Gourmet Makes the Case Against Tipping While Salon Ponders It


Like a grease trap’s lingering odor, the tipping debate will never really go away, at least not until journalists stop writing about it and anarchy rages in the streets and diners are momentarily distracted from dwelling on percentages. The latest salvo comes from an article our intrepid colleague Foster Kamer penned for Gourmet Live: Kamer’s argument, simply, is that “tipping needs to die.”

Why? Because:

Tipping in its current form is an assault on fairness for employers and employees as well as consumers’ rights. It reinforces an economically and socially dangerous status quo, while buttressing a functional aristocracy. Oh, yeah: it’s also often a racist, superficial practice and yet, like capital punishment, gun ownership, and of course, the abolition of slavery, America is one of the last industrialized nations in the world still desperately holding on to it.
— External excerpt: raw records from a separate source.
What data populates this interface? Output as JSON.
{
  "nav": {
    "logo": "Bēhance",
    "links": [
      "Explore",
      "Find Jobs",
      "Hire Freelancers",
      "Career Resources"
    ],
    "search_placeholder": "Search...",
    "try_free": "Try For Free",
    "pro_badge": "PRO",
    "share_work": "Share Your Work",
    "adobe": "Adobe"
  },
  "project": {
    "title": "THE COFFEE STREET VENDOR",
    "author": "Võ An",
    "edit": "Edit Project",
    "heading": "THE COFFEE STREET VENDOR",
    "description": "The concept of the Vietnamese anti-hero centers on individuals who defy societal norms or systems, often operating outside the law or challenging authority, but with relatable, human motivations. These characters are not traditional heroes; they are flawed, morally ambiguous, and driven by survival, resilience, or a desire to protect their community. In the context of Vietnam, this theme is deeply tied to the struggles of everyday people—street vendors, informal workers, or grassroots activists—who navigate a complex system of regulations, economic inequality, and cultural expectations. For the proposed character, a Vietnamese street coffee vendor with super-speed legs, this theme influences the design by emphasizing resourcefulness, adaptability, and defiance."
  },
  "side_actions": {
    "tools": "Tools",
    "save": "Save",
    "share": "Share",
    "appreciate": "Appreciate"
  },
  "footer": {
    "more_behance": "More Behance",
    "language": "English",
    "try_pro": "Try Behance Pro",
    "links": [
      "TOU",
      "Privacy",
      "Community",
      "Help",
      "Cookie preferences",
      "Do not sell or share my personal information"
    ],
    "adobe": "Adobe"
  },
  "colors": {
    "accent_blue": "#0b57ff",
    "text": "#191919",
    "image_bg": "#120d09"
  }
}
Kamer examines tipping’s historical context — the term didn’t, contrary to popular belief, originate in 19th-century English pubs, but in criminal circles — as well as a recent study that found that black cab drivers are less well-tipped than white ones, and points out that under-reported tips may account for as much as $1.6 billion in lost tax revenue. Also, tipping reinforces an unfair system, one in which diners are exhorted to compensate for the employer’s failure to pay their waitstaff a fair wage.

Plus, if Francis Lam’s Salon interview with Waiter Rant‘s Steve Dublanica is to believed, tipping isn’t even a reward for good service. “…the quality of service has almost no effect on tipping,” Dublanica tells Lam; instead, people tip because it’s a social norm and they don’t want to look like cheapskates and/or feel guilty.

Waiters, meanwhile, engage in a weird, complicated psychological tango with diners wherein they attempt to gauge whether the customer wants to be treated like shit or with kindness. It sounds exhausting, even more so than arguing about the institution of tipping, but less so than, if memory serves, reading the whining rant of a food writer defending his right to tip only 15 percent.